The protestors were charged for ‘blocking the highway’ at a Fossil Free London demonstration outside an oil and gas conference in central London yesterday

Two Waltham Forest residents have been charged for causing public disruption at a climate protest in central London yesterday (17th October).
Harry Holmes and Rodrick Cobley were charged with obstructing the highway and have both been bailed to appear at Westminster Magistrates Court on 17th November.
Holmes and Cobley are among 26 protestors to have been charged after the police imposed conditions on the protest. Prominent climate campaigner Greta Thunberg is also among those charged. She is due to appear on bail at Westminster Magistrates’ Court on 15th November.
The demonstration, organised by Fossil Free London, saw activists enter the InterContintental Hotel on Park Lane in order to disrupt the Oil & Money conference. The event was a gathering of over 500 senior leaders and executives from the global petrol and gas industry.
In videos posted on X (formerly known as Twitter), activists can be seen being dragged through the hotel by security while shouting “Stop Rosebank”, a planned Scottish oil rig in the North Sea. Outside the hotel, activists holding Fossil Free London placards protested as attendees walked into the event.
At the protest climate campaigner Greta Thunberg said the world was “drowning” in fossil fuels, and that oil and gas companies had “actively delayed, destructed, and denied the causes of the climate crisis and spread doubts about their own engagement in it”.

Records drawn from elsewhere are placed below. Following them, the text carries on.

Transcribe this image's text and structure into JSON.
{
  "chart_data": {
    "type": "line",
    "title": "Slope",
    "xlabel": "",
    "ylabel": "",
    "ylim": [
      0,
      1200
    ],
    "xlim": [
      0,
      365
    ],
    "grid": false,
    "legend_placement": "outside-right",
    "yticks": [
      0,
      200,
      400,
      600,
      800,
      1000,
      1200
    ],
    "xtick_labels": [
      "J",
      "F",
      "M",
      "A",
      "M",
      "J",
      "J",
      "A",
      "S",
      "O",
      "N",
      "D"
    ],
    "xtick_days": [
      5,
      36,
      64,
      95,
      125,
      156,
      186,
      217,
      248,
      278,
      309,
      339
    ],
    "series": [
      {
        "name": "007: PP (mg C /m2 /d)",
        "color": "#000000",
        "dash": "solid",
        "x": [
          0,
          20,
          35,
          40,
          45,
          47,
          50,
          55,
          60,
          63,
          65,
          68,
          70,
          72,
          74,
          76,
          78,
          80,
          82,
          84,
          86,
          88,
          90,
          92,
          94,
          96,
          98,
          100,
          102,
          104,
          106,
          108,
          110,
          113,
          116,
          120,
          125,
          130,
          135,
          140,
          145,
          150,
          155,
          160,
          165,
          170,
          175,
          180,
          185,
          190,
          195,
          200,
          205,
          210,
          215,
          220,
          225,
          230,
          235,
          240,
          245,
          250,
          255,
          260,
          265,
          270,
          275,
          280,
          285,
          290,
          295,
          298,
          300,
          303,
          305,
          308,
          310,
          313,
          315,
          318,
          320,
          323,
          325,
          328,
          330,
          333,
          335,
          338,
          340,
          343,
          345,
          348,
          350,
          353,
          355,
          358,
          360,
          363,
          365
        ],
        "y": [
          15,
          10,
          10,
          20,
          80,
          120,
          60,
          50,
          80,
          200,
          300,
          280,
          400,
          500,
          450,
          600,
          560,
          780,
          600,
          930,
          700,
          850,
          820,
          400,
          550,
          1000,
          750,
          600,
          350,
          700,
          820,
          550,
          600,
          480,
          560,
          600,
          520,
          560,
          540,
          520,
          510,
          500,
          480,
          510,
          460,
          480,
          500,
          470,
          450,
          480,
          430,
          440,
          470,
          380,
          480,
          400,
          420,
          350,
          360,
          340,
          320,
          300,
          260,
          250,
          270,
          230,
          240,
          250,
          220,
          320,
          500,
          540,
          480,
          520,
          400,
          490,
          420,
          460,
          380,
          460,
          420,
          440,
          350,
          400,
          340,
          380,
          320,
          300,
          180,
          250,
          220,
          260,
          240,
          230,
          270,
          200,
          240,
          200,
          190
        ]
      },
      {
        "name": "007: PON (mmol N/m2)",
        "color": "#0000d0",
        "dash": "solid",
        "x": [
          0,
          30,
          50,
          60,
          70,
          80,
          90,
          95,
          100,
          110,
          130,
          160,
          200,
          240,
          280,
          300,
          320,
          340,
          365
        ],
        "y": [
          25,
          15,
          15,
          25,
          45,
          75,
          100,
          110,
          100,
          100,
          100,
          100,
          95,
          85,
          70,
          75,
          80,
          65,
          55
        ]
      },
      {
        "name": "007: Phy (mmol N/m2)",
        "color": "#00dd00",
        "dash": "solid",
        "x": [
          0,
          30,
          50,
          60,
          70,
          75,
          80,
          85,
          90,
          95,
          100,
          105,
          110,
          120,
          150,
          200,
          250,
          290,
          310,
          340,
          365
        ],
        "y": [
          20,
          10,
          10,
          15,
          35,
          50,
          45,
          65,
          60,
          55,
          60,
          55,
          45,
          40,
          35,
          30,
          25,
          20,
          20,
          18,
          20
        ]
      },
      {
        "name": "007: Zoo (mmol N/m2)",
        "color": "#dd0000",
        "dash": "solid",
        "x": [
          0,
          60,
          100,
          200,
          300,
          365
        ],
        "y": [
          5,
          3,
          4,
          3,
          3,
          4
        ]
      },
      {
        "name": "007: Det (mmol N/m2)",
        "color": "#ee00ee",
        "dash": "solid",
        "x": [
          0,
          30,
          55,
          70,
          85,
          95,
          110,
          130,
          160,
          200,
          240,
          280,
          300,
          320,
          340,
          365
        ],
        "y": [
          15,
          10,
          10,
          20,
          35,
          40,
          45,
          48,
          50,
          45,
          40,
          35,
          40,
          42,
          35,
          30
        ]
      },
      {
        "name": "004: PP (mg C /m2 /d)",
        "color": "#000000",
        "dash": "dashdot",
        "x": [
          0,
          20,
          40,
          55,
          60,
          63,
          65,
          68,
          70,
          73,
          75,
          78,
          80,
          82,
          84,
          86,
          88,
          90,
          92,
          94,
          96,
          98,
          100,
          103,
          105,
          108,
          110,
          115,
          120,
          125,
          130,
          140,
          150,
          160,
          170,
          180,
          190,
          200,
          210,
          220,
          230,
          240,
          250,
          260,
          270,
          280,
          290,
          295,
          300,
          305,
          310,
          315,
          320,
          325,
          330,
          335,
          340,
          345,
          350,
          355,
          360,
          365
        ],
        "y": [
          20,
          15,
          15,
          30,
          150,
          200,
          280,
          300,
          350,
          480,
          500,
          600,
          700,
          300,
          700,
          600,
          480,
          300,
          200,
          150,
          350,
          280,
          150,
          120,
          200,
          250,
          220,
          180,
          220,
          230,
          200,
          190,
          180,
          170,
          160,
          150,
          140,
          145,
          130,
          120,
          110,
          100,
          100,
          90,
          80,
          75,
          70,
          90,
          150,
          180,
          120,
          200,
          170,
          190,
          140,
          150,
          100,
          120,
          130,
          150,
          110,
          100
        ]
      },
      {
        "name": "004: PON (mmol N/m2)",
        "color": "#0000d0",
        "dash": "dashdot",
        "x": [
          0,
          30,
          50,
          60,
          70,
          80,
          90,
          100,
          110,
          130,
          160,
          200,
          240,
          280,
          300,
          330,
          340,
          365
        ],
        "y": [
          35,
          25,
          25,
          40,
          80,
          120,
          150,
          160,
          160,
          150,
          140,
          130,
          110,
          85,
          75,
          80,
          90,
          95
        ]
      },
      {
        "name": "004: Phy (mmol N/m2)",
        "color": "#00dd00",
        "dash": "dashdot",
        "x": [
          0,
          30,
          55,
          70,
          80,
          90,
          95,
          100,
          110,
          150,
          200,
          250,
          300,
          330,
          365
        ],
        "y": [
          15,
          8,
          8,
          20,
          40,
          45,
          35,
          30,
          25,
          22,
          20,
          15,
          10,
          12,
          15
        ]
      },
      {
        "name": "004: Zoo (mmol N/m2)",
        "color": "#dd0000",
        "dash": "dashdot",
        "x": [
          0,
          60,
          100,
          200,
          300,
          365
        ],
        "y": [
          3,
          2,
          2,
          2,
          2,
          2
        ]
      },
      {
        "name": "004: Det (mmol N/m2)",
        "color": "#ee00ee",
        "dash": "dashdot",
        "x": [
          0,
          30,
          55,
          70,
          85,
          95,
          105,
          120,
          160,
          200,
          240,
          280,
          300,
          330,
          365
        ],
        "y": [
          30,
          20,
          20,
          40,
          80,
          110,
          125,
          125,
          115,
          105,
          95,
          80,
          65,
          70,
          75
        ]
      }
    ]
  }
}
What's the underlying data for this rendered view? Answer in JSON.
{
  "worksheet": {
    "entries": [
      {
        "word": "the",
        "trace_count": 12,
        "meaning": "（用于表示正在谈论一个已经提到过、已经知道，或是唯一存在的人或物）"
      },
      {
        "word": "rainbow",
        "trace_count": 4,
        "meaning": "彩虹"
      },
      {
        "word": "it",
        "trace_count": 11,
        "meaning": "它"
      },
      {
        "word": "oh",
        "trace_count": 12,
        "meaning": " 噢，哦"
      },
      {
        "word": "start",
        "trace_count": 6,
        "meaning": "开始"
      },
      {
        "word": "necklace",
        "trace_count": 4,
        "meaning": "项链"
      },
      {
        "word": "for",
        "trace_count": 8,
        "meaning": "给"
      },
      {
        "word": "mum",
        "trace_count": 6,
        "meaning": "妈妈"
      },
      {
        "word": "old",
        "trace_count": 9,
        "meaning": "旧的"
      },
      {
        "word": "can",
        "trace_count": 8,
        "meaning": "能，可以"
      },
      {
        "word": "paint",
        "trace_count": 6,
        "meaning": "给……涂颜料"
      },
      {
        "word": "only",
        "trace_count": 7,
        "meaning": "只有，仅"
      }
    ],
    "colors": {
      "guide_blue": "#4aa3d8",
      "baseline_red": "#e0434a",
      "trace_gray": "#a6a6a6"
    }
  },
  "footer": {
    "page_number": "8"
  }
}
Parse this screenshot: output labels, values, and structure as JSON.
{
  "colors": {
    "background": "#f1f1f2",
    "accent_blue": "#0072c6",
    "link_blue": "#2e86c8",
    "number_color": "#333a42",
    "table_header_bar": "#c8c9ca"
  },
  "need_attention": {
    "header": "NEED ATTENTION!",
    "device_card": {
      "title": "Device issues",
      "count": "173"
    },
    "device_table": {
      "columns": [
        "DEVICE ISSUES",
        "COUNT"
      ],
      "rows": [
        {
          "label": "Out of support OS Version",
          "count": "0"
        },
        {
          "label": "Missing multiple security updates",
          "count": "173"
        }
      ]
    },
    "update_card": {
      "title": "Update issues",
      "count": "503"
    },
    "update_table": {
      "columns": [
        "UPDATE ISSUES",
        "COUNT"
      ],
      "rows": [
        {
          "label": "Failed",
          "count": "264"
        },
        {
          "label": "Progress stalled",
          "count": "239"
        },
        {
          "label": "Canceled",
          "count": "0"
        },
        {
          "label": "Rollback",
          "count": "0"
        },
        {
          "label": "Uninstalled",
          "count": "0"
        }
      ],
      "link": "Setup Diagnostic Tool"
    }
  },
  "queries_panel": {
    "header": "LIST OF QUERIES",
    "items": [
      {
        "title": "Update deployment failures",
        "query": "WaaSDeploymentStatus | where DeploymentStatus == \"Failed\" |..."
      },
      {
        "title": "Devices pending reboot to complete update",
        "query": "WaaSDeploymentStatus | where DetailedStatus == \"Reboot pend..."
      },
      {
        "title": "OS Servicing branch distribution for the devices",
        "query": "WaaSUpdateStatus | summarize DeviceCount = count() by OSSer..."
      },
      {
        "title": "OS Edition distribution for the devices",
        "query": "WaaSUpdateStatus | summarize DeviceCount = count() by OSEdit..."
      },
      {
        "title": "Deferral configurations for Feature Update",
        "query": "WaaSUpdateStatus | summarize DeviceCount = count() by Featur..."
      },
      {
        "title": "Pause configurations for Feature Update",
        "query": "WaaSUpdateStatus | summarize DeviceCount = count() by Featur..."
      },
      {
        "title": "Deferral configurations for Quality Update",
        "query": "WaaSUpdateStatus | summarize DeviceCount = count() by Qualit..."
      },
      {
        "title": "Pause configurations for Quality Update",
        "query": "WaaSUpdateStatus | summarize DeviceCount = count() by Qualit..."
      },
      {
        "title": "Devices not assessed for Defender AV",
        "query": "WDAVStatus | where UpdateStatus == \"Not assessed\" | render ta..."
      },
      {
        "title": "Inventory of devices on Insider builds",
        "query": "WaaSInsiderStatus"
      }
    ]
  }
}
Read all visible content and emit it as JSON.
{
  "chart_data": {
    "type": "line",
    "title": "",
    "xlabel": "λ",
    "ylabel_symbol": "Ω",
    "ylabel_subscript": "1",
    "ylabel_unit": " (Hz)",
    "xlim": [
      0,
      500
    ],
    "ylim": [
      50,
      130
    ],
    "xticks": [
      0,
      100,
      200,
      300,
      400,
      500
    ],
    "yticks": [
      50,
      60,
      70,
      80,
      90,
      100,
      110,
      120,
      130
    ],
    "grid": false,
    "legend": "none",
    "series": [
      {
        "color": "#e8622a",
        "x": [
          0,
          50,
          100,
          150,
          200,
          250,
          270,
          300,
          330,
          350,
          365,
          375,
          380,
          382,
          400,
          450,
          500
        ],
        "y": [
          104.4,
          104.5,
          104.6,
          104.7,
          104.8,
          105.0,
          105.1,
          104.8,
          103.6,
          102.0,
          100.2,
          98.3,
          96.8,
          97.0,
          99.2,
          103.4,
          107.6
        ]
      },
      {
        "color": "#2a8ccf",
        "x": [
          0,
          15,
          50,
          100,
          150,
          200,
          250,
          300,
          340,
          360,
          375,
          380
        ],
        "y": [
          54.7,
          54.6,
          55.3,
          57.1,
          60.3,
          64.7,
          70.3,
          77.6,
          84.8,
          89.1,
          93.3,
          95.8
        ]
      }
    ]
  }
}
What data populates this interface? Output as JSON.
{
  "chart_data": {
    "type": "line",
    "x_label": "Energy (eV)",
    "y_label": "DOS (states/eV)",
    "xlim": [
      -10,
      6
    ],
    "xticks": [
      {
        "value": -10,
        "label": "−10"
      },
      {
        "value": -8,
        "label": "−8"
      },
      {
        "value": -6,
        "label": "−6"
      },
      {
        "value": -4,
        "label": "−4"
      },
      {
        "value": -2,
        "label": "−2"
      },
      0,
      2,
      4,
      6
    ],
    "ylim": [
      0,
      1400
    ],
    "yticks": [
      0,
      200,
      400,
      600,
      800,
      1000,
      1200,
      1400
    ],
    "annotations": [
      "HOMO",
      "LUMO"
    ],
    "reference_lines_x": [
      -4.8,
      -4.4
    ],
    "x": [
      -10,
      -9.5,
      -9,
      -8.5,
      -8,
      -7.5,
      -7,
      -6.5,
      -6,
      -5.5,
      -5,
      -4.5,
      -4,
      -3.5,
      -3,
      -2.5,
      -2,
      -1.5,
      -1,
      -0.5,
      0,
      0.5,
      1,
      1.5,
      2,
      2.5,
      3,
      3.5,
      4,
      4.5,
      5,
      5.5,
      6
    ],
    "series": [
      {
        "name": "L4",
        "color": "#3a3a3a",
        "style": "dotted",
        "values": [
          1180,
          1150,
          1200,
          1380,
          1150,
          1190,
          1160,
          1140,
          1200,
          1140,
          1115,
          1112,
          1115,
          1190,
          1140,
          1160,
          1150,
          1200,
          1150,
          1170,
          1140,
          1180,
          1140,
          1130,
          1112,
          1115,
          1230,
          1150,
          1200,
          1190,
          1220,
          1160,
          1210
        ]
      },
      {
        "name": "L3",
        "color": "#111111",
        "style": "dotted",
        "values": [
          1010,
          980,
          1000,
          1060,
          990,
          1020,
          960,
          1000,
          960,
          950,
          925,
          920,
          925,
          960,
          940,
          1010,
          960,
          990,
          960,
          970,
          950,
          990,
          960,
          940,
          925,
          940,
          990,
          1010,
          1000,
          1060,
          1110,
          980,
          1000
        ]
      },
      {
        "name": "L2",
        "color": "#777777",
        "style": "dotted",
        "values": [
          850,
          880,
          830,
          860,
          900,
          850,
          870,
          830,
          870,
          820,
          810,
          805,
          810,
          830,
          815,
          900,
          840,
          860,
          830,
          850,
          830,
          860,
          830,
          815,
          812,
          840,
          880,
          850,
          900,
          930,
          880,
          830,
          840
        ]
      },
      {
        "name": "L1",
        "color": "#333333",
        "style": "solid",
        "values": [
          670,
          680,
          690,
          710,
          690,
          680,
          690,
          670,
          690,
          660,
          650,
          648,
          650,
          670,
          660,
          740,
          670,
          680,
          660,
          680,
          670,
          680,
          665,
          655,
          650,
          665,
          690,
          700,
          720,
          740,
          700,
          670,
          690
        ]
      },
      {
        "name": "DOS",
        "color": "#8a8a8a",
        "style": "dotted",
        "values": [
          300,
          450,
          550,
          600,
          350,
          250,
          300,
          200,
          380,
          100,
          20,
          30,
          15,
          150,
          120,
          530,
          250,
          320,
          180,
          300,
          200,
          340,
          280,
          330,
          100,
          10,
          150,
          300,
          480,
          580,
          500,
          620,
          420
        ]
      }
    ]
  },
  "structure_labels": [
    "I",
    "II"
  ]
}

In a statement the Metropolitan Police said protestors were “asked to move from the road onto the pavement, which would enable them to continue with their demonstration without breaching conditions” and arrests were made when protestors did not move.
Fossil Free London organiser Pascal Hartig said: “This past year we have lived through a crisis of inequality, where our energy bills have spiralled out of control to fund the record-breaking profits of the fossil fuel industry. The Government is asking for more of the same by approving the Rosebank oil field for fossil fuel giant Equinor. It is a carbon bomb and they want the UK public to fund it through tax breaks and subsidies. We cannot afford more fossil fuels like Rosebank.”